Hinweise der Träger öffentlicher Belange, die sich nicht als Festsetzung in den Bebauungsplan übernehmen lassen, aber für die Bebauung des Gebiets relevant sein können, wurden nachrichtlich in den Bebauungsplan aufgenommen (Denkmalschutz zu Bodendenkmälern, Wasserwirtschaftsamt zu Grundwasser und Versickerung von Oberflächenwasser, Immissionsschutz zur Einhaltung der Richtwerte nach TA Lärm).

 

Im übrigen haben sich die schon genannten bzw. die weiteren Träger öffentlicher Belange nicht geäußert (Stadt Erlangen) bzw. mitgeteilt, dass sie ihre Belange nicht berührt sehen (Gemeinde Möhrendorf) oder sie haben keine bauplanungsrechtlich relevanten Einwände erhoben (Gemeinde Langensendelbach, Amt für Landwirtschaft und Forsten, Amt für ländliche Entwicklung, E.on, Deutsche Telekom).

 

Der vorliegende (Vor-)Entwurf des Bebauungsplans nach dem Stand vom 30.11.2011 berücksichtigt die bisherige Beschlusslage und fußt auf dem städtebaulichen Konzept der „Variante 2“, wie dies in der Sitzung am 12./13.04.2011 festgelegt wurde.

 

Herr Winkler vom Planungsbüro stellt den schon weitgehend ausgearbeiteten Entwurf des Plans dar und veranschaulicht anhand perspektivischer Darstellungen die Bebauung, wie sie mit den gewählten Festsetzungen realisiert werden könnte.

 

In der Aussprache moniert GRM Stumptner, dass die Ergebnisse des Scopingverfahrens, die der Verwaltung schon seit Anfang des Jahres 2011 der vorliegen, erst jetzt dem Gemeinderat zur Kenntnis gebracht werden, obwohl dies die SPD-Fraktion bereits im Juni 2011 ganz offiziell beantragt habe. Der Vorsitzende entgegnet, dass er – wie von der UNB gefordert – erst darüber Klarheit herbeiführen wollte, ob dem Gebiet Belange des Artenschutzes entgegenstehen, da in einem solchen Fall die Planung scheitern könne.
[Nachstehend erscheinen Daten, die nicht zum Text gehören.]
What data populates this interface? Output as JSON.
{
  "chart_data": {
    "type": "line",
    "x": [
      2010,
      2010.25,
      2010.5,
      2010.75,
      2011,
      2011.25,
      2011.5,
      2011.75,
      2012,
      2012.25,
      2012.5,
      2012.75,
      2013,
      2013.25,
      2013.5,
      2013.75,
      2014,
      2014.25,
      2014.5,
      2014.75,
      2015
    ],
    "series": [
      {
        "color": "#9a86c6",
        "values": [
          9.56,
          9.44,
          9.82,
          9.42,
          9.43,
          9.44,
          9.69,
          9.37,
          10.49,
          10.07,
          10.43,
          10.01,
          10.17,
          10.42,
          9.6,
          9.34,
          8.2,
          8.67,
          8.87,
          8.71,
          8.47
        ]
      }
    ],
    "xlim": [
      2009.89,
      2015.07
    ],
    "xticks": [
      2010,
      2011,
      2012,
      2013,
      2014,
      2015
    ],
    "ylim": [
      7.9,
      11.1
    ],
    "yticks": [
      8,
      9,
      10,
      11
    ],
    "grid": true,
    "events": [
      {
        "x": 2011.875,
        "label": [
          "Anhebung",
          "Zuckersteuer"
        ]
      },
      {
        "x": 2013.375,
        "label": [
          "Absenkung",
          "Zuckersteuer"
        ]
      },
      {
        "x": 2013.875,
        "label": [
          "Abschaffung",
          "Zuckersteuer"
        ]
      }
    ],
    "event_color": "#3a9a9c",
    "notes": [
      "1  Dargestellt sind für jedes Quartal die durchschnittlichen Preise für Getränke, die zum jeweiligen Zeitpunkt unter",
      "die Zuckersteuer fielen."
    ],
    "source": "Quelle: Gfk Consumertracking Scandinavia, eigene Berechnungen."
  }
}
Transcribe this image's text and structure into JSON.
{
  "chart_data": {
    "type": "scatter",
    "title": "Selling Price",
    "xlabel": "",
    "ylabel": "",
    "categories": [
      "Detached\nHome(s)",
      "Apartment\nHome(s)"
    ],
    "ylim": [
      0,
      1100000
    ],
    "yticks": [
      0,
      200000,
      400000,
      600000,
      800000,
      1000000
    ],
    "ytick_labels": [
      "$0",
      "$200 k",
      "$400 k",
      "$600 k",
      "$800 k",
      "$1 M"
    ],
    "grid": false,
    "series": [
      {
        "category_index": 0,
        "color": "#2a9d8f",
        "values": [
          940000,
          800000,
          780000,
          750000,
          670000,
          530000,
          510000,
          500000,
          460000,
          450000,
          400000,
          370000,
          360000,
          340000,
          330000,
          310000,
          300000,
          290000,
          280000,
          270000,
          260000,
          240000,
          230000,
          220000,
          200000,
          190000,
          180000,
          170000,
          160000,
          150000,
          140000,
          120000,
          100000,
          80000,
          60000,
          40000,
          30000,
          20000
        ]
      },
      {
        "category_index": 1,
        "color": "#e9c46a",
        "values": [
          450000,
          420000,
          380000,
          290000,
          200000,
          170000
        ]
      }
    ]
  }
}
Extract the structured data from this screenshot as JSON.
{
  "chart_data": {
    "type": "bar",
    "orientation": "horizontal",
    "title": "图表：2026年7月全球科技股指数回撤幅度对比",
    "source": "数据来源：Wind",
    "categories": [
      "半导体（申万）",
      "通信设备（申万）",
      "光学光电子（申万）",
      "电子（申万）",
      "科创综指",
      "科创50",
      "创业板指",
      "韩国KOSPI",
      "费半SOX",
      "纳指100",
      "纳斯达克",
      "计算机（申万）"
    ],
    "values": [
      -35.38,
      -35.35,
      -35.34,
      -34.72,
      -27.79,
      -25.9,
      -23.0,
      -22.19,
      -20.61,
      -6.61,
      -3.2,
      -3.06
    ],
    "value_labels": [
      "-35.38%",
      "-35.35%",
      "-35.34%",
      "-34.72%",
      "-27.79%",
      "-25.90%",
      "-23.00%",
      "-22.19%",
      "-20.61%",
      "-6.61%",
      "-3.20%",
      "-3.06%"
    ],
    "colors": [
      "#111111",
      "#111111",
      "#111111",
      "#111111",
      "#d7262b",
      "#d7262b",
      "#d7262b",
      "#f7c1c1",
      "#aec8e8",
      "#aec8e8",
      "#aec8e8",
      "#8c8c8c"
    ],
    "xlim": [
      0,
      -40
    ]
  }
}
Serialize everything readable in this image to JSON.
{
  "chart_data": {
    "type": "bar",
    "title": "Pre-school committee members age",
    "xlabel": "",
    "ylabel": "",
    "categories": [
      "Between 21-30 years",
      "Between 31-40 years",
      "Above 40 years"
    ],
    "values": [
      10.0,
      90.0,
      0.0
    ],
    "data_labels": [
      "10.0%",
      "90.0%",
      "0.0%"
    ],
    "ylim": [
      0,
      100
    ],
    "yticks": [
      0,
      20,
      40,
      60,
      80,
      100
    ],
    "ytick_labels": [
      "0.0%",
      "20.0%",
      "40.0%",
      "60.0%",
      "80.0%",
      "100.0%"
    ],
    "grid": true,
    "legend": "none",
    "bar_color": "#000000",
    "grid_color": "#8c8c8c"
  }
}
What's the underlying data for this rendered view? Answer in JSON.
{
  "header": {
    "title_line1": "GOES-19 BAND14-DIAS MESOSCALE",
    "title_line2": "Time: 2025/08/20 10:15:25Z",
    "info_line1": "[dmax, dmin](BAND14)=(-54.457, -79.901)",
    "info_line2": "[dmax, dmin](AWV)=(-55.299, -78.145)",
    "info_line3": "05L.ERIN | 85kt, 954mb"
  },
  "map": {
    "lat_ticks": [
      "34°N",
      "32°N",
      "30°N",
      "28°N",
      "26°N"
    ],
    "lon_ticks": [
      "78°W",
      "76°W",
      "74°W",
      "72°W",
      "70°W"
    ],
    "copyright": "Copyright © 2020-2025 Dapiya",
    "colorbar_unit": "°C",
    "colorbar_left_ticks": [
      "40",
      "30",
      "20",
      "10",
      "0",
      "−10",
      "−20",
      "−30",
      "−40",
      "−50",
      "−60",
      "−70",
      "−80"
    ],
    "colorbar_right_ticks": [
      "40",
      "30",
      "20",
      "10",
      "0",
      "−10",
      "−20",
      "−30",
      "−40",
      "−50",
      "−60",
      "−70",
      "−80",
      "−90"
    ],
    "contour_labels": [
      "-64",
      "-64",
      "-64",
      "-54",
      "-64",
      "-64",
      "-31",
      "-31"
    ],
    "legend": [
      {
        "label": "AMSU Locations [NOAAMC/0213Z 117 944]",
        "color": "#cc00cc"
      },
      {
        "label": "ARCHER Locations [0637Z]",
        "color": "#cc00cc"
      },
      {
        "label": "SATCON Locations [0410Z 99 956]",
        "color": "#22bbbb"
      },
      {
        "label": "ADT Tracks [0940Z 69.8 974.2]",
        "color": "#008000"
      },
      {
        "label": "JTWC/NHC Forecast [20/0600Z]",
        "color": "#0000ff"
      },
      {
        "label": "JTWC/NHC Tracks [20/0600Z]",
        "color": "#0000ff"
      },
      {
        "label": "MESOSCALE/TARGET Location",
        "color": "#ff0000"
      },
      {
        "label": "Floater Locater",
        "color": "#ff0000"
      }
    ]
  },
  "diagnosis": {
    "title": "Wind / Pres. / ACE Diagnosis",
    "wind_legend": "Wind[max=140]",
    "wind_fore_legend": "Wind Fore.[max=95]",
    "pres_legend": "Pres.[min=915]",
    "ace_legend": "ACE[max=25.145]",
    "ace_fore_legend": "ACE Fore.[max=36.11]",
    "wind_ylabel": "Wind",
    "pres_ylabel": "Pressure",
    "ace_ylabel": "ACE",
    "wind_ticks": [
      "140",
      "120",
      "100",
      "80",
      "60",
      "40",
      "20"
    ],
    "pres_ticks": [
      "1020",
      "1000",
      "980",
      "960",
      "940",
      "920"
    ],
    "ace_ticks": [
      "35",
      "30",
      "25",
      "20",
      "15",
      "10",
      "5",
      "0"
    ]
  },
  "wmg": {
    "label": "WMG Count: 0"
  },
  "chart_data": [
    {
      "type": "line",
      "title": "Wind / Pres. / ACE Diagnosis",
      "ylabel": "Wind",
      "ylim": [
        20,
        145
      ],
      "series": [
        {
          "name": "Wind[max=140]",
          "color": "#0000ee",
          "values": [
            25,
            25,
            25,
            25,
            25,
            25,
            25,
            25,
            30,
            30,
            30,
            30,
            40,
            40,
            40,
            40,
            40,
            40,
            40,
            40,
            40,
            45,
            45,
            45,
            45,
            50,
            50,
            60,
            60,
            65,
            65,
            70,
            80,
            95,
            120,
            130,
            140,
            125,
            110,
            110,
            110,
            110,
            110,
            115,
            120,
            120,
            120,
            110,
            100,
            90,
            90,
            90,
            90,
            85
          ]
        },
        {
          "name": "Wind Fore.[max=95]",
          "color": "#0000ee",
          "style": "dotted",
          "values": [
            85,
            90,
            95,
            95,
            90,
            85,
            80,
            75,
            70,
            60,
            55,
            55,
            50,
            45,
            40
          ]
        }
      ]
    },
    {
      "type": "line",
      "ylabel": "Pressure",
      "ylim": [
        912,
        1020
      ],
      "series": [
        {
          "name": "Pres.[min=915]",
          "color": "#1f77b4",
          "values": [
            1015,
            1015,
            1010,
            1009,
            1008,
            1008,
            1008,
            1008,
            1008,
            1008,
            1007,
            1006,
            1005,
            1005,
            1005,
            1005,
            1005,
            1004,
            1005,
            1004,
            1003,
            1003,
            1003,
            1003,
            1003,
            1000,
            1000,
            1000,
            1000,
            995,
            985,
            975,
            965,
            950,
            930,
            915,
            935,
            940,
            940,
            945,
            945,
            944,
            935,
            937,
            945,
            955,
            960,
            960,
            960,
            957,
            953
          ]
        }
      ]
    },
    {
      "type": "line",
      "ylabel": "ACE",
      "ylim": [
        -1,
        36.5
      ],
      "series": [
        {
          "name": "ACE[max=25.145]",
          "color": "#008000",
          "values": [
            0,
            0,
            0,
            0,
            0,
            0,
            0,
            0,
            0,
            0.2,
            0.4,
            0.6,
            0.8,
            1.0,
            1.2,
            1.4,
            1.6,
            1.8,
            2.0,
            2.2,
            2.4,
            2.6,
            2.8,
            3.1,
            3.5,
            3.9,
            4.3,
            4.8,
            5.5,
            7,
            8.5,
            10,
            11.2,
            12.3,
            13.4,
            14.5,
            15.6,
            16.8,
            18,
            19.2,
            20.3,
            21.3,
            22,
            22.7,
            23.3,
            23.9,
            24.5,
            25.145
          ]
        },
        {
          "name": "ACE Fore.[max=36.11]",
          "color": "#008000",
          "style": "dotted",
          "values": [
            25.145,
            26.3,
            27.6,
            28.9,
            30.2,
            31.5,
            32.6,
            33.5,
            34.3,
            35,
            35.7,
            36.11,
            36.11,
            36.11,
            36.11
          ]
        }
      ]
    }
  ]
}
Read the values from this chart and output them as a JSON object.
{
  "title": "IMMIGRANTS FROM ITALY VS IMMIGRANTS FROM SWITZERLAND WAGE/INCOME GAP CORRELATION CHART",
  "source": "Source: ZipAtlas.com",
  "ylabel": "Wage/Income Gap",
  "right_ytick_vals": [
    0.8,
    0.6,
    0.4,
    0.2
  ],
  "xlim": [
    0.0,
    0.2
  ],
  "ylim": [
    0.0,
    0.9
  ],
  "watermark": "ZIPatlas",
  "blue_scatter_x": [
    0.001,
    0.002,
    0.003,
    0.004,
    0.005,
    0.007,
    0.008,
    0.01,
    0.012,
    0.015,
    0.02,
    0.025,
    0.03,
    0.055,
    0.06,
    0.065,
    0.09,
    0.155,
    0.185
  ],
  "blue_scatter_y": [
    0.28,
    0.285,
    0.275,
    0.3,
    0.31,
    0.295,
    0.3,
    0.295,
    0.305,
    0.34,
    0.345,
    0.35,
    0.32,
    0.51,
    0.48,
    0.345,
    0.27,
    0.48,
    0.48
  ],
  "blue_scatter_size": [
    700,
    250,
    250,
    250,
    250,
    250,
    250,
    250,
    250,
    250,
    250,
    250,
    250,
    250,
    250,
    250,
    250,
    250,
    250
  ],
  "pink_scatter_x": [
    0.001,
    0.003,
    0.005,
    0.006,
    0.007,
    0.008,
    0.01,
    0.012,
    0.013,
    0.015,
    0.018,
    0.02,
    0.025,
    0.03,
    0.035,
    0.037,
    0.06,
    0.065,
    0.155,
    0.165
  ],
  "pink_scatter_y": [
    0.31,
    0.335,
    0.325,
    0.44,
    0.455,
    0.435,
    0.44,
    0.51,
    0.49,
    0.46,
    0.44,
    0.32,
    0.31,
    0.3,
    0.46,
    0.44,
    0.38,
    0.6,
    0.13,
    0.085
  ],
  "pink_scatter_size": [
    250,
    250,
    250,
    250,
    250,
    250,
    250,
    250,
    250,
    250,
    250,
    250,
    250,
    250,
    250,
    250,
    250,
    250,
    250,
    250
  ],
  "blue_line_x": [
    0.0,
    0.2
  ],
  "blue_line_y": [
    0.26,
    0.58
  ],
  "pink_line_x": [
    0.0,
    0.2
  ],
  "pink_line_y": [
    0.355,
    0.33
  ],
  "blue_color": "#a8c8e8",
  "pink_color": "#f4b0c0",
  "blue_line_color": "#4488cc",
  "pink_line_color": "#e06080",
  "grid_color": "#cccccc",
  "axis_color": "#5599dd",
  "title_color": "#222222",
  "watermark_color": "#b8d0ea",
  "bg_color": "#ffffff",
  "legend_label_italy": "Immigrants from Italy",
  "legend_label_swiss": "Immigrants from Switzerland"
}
Die dazu erstellte saP liegt der Gemeinde seit Dezember 2011 vor.

 

Der Vorsitzende erklärt, dass er die Vorentwürfe des Bebauungsplans und der Änderung des Flächennutzungsplans in einer Bürgerversammlung im März der Öffentlichkeit vorstellen werde.

 

Nach eingehender weiterer Beratung beschließt der Gemeinderat wie folgt:


Anwesend:

16

/ mit

14

gegen

2

Stimmen

(GRM Schäfer und GRM Schmucker-Knoll sind bei der Abstimmung nicht im Sitzungssaal anwesend.)